I rolled my eyes and looked up. The clouds hung heavy, but somewhere behind them, a star flickered back to life.
"I think… I get why NOAH needs us now."
"Because Nightmares never really vanish," she said softly. "They just wait for someone to dream again."
We stood for a moment, listening to the wind.
Then my band vibrated.
> [NOAH COM CHANNEL]
Mission 01: Containment successful. Nightmare neutralized. Synchronization rate +12 percent.
I looked at Mira. "Sounds good."
"For tonight," she said, gaze sharpening. "But Nightmare fragments rarely disappear completely. Usually, someone takes in the residue."
"And if that someone isn't us?"
She didn't answer. She just stared toward the music building where the crack had sealed.
The night breeze carried scraps of scorched score—glowing red, then fading into dark.
---
A few blocks from campus, on the roof of an old building, someone stood alone.
Long black coat, face hidden behind a translucent mask.
A faint red glow threaded from the sky into his chest, absorbing like fog sipped by a heart.
The fragment we'd beaten… found a new home.
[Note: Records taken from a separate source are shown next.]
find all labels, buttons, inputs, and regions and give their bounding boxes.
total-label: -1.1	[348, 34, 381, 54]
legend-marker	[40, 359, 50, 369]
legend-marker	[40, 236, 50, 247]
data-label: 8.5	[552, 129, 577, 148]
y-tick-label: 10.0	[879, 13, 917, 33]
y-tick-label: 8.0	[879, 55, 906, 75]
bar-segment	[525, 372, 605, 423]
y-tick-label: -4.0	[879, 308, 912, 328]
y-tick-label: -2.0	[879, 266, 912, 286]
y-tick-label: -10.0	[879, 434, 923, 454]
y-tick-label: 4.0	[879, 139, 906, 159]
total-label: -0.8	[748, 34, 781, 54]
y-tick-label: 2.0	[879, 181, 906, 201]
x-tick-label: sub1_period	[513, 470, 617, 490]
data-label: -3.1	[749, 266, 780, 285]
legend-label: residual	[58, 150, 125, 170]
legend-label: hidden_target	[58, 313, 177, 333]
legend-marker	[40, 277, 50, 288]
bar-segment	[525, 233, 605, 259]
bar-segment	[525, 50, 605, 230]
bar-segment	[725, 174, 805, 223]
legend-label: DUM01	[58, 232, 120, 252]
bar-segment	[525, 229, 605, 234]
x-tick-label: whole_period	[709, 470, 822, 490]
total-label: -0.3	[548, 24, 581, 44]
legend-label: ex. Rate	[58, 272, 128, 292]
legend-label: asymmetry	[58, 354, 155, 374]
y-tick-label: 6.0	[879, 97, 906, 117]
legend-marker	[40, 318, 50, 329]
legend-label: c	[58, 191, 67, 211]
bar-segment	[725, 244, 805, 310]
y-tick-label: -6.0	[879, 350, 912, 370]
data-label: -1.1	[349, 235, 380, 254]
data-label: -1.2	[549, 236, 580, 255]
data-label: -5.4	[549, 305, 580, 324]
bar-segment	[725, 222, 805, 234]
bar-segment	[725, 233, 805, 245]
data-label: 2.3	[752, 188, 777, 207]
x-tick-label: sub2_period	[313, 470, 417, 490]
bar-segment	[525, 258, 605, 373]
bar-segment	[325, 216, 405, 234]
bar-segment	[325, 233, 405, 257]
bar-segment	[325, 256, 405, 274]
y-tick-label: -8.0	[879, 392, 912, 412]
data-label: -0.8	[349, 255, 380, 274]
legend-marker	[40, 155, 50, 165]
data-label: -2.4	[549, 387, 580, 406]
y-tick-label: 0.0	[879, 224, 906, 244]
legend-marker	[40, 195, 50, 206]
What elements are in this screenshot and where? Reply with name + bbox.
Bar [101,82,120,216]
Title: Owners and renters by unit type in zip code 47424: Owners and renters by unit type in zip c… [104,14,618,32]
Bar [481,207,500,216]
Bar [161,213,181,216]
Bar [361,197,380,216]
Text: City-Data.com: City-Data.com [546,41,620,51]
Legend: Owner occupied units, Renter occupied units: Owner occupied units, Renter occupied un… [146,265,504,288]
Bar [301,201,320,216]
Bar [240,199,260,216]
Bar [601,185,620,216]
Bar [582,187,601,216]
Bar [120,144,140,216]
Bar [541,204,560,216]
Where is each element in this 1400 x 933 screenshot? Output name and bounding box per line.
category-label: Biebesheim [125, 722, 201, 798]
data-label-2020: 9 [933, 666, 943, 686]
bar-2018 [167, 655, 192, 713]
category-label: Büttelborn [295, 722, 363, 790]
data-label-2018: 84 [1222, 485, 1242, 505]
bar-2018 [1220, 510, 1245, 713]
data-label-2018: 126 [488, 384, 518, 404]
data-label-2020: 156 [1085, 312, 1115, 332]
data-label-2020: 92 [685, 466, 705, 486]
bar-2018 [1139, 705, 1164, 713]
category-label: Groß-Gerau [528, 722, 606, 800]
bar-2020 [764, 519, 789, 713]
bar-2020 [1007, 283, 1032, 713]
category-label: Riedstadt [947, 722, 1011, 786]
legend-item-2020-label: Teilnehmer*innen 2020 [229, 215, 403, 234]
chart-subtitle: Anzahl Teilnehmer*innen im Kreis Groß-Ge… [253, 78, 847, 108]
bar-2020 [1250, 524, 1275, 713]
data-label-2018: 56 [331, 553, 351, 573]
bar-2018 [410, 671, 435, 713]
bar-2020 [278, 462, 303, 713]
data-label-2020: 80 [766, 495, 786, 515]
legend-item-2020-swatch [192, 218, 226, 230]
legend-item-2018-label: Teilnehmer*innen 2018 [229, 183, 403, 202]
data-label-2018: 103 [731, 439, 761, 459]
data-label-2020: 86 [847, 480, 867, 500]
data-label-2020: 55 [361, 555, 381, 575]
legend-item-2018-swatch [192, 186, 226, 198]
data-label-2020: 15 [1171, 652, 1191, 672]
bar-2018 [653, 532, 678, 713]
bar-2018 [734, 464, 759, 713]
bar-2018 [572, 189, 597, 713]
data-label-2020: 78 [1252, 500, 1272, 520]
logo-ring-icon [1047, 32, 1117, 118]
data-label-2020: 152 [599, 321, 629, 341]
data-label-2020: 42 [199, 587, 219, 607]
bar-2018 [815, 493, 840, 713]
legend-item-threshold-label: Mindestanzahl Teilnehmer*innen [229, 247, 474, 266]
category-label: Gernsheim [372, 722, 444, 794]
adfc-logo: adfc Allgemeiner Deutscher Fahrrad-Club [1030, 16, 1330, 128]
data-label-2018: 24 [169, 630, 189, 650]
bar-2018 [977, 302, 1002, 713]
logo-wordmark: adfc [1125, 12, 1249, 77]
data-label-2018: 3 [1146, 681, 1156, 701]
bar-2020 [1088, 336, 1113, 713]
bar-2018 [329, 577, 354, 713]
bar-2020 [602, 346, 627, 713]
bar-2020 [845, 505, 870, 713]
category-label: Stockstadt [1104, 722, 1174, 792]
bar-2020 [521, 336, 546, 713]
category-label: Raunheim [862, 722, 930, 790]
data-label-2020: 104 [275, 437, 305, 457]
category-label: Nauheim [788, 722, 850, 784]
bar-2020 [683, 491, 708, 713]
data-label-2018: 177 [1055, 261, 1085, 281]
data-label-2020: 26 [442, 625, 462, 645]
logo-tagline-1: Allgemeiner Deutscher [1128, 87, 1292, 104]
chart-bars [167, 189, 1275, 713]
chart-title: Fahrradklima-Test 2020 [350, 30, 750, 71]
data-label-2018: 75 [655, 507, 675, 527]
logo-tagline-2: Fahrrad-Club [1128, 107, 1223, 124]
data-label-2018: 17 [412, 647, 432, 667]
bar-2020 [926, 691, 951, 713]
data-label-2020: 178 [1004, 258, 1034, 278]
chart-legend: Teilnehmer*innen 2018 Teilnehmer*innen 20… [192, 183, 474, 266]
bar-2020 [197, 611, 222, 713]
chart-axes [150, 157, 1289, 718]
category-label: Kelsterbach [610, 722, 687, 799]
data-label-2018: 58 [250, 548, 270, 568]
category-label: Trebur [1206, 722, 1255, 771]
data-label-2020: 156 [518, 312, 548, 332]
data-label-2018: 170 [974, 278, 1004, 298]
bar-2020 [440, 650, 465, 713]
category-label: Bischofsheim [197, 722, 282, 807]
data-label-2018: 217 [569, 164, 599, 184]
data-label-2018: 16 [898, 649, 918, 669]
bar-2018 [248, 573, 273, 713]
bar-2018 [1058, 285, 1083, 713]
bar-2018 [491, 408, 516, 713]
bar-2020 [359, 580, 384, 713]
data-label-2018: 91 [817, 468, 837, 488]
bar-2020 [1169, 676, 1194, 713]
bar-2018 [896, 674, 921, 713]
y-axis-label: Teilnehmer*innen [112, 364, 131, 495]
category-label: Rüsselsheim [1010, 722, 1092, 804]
The figure looked toward campus. Behind the mask, something like eyes gleamed.
A whisper-hum, almost mechanical, drifted with the rain.
> "Interesting… So these are NOAH's Code One and Two."
He lifted a hand; red motes swirled between his fingers, hardening into a small crystal.
> "I am Glion. And at last, they've opened the wrong door."
Light pulsed once in his chest, then went dark.
His shadow vanished with the rain.
---
Back in NOAH HQ, the final report flashed on screen: Anomaly level reduced to zero.
Zero's hologram flickered in briefly, saying only:
> "Well done. But Nightmares never truly sleep."
I looked at my reflection in a metal panel—tired, but alive.
"So this means," I told the mirror, "I'm really an agent now."
Mira passed behind me, shutting down a terminal. "A neatly dressed disaster."
I smiled. "At least this disaster knows how to turn on the coffee machine."
She laughed—a sound that, for some reason, made the base feel a little warmer.
Outside, the rain stopped.
But somewhere, between dream and waking, someone—or something—had just started to dream badly again.